# Forellenfluss in der Nähe vom Gronsfjord?



## Janbr (1. Februar 2005)

Hallo,

wir fahren im Mai an den Gronsfjord. Wir waren letztes Jahr in der selben Gegend und beim Anblick der Bäche und Flüsse war ich ziemlich verärgert das ich meine Fliegenrute zuhause gelassen hab.:c  Nachdem ich diesmal nicht den selben Fehler machen will und nur Dorsch und Co auc langweilig ist, wollte ich hier mal fragen ob jemand in der Gegend gute Forellen Gewässer kennt. Vorallem woher man die Angelkarten dazu bekommt.

Schönen Tag

Jan


----------



## trond (1. Februar 2005)

*AW: Forellenfluss in der Nähe vom Gronsfjord?*

Hei Jan. Jeg schick dir eine PN


----------



## Honeyball (8. Februar 2005)

*AW: Forellenfluss in der Nähe vom Gronsfjord?*

@trond   |wavey: 
Warum stellst Du es nicht öffentlich rein?
Es gibt doch noch mehr Boardies, für die die Info interessant sein könnte.


----------



## trond (9. Februar 2005)

*AW: Forellenfluss in der Nähe vom Gronsfjord?*

Weil ich dann noch mehr schlechte Mails von einigen "Norwegenkennern" bekomme. Ich møchte keinen Streit. 
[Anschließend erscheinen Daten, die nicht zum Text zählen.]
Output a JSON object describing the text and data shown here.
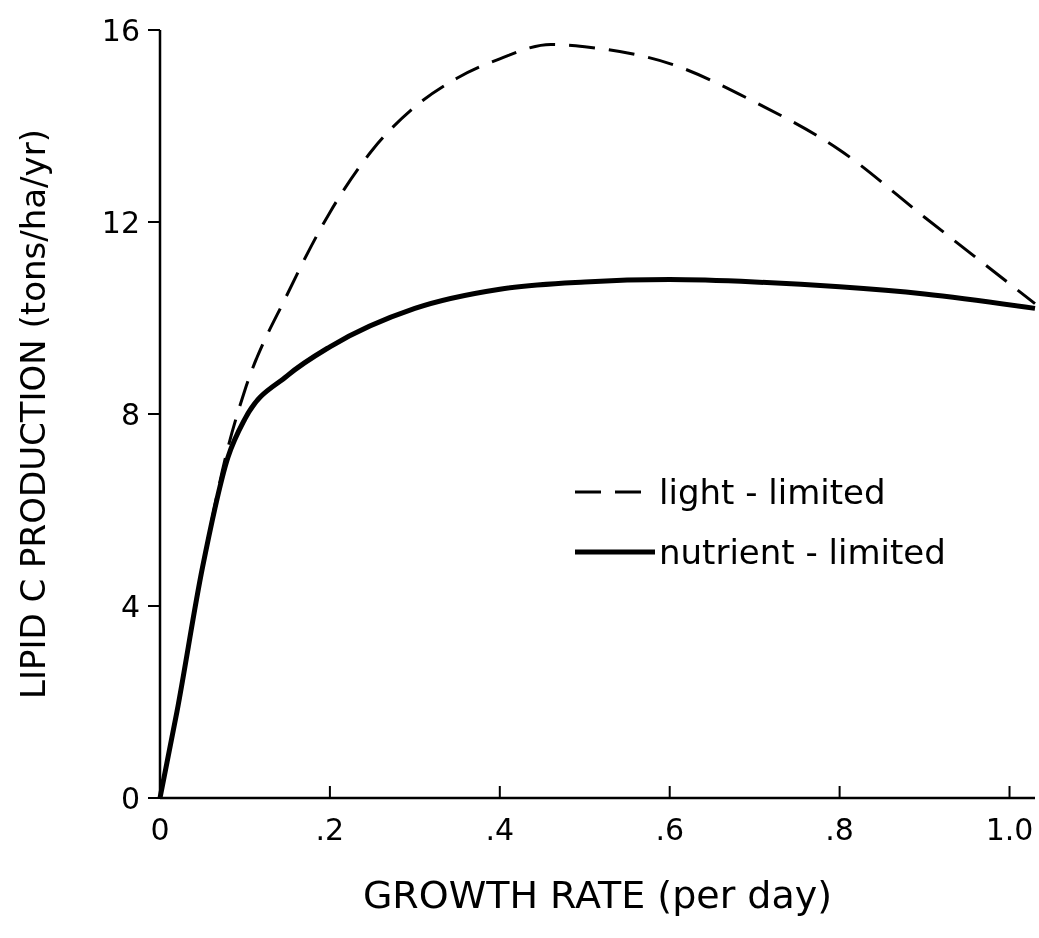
{
  "chart_data": {
    "type": "line",
    "xlabel": "GROWTH RATE (per day)",
    "ylabel": "LIPID C PRODUCTION (tons/ha/yr)",
    "xlim": [
      0,
      1.03
    ],
    "ylim": [
      0,
      16
    ],
    "xticks": [
      0,
      {
        "value": 0.2,
        "label": ".2"
      },
      {
        "value": 0.4,
        "label": ".4"
      },
      {
        "value": 0.6,
        "label": ".6"
      },
      {
        "value": 0.8,
        "label": ".8"
      },
      {
        "value": 1.0,
        "label": "1.0"
      }
    ],
    "yticks": [
      0,
      4,
      8,
      12,
      16
    ],
    "grid": false,
    "legend": "right",
    "marker": "none",
    "series": [
      {
        "name": "light - limited",
        "color": "#000000",
        "line_style": "dashed",
        "x": [
          0,
          0.02,
          0.05,
          0.08,
          0.1,
          0.15,
          0.2,
          0.25,
          0.3,
          0.35,
          0.4,
          0.46,
          0.5,
          0.6,
          0.7,
          0.8,
          0.9,
          1.03
        ],
        "values": [
          0,
          1.8,
          4.8,
          7.3,
          8.5,
          10.5,
          12.2,
          13.5,
          14.4,
          15.0,
          15.4,
          15.7,
          15.65,
          15.3,
          14.5,
          13.5,
          12.1,
          10.3
        ]
      },
      {
        "name": "nutrient - limited",
        "color": "#000000",
        "line_style": "solid",
        "x": [
          0,
          0.02,
          0.05,
          0.08,
          0.1,
          0.15,
          0.2,
          0.3,
          0.4,
          0.5,
          0.6,
          0.7,
          0.8,
          0.9,
          1.03
        ],
        "values": [
          0,
          1.8,
          4.8,
          7.1,
          7.9,
          8.8,
          9.4,
          10.2,
          10.6,
          10.75,
          10.8,
          10.75,
          10.65,
          10.5,
          10.2
        ]
      }
    ]
  }
}
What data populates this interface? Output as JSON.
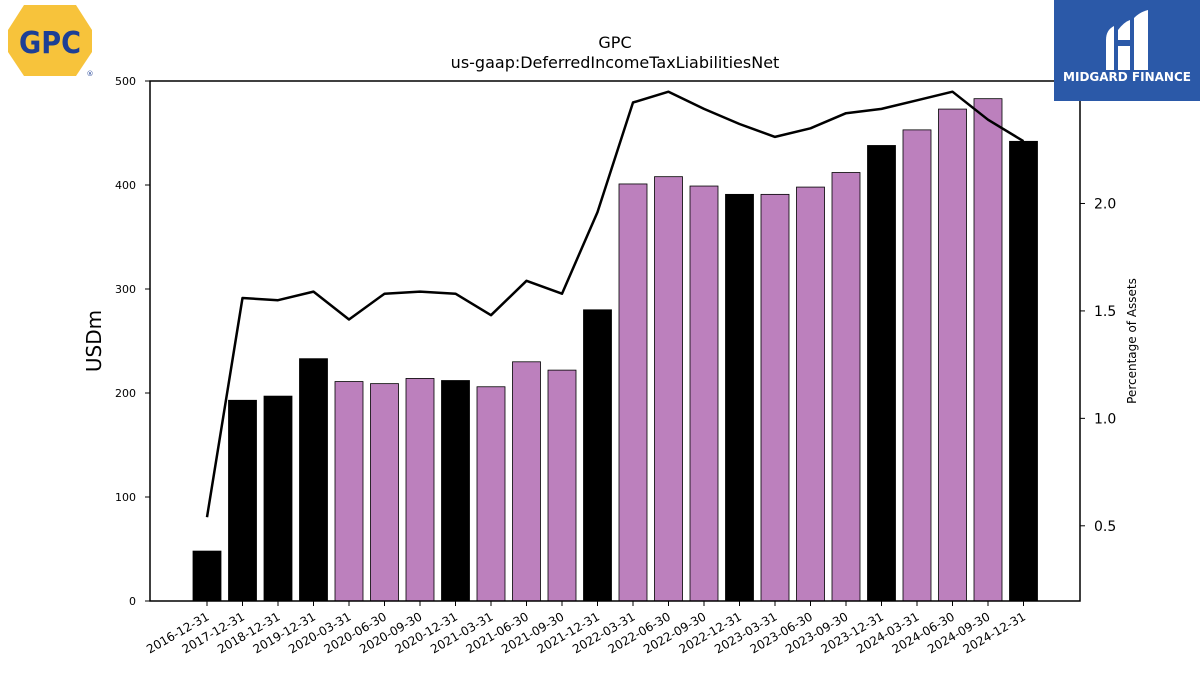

Janbr ich habe vergessen die 2. Antwort. Ich schicke sie dir. Es gibt 4 Seen wo du angeln kannst.


----------



## Honeyball (9. Februar 2005)

*AW: Forellenfluss in der Nähe vom Gronsfjord?*



			
				trond schrieb:
			
		

> Weil ich dann noch mehr schlechte Mails von einigen "Norwegenkennern" bekomme. Ich møchte keinen Streit.



Kann ich irgendwie verstehen, dass Du sauer bist, wenn Dich hier einzelne Personen dumm anmachen. Schade, für uns andere, die Tipps und Empfehlungen von jemanden, der sich das ganze Jahr über in Südnorge auskennt, mit Begeisterung und Dankbarkeit aufsaugen.


----------



## trond (9. Februar 2005)

*AW: Forellenfluss in der Nähe vom Gronsfjord?*

Hei Honeyball. 

Ich bin nicht sauer. Ich respektiere die Ansicht. Ein junger Mensch muss einem aelteren zuhøren. Ich bin ja noch nicht erwachsen. Dann bin ich auch nur Gast hier. 
Ich konnte zuerst mit Worten wie: "Halt ja die Schnauze du W........" und andere Worte nichts anfangen. Ich habe die Mails dann im Zusammenhang mit meinen Beitraegen analysiert. Dann habe ich das mit meinem Bruder besprochen.
Seit ich nur wenig zu Fischstellen sage, es ist weniger mit den Mails geworden. Als Auslaender møchte ich nicht Grund fuer ein Streit sein.

Bitte keine Diskussion darueber. Es fuehrt zu keinem Ergebnis.


----------



## Honeyball (10. Februar 2005)

*AW: Forellenfluss in der Nähe vom Gronsfjord?*



			
				trond schrieb:
			
		

> ... Ich respektiere die Ansicht. Ein junger Mensch muss einem aelteren zuhøren. Ich bin ja noch nicht erwachsen. ....
> Bitte keine Diskussion darueber. Es fuehrt zu keinem Ergebnis.



Hi Trond, |wavey: 

Du hast recht, dass es sinnlos ist, darüber zu diskutieren.
Auf jeden Fall ist mir ein junger Mensch mit festem Charakter so wie Du um Längen lieber als jeder sogenannte Erwachsene, der die von Dir zitierten Worte von sich gibt.
Ich respektiere Deine Einstellung und bedaure, dass es so dazu gekommen ist. Hoffentlich gibt es noch ausreichend Gelegenheit für uns, Dir positiv gegenüber zu treten.


----------